Passing the legislation would allow the Postal Service to free up extra funds to reduce the service’s debt and keep first-class stamp rates steady at 37 cents until 2006. The Senate passed an identical bill last week, which is supported by the Bush administration, according to a Wall Street Journal report.
The change was proposed following a US Treasury Department audit revealing that the Postal Service has nearly paid off obligations for some current and future retirees, bringing liabilities on this retirement account down to an estimated $5 billion, as opposed to the previous $32 billion estimate (See Post Office “Delivers” Extra Pension Funds ).

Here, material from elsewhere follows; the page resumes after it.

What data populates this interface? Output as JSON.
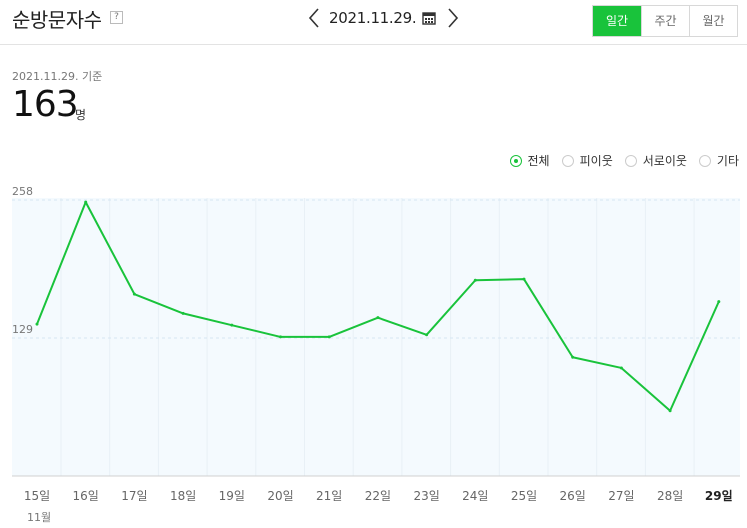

Under the proposed amendments, the Postal Service would be able to reduce contributions for workers in the Civil Service Retirement System fund, currently used to provide benefits for employees who joined the service before 1983. Allowing the agency to make the smaller contributions would then free up enough extra funds to reduce the Postal Service’s debt by $2.9 billion by the end of the fiscal year.
But legislation bogged down over concerns on how the post office would use the extra funds. T o end the Congressional logjam, the bill requires the Postal Service to steer all the expected savings through fiscal 2005 to debt reduction and postponing rate increases. The savings also cannot be counted toward bonuses for postal executives, and Congress still would have to approve the agency’s plans for using any additional funds after 2005.
Postal service employees hired after 1983 are on a different retirement plan. Current contributions and future benefits will not be affected by the change.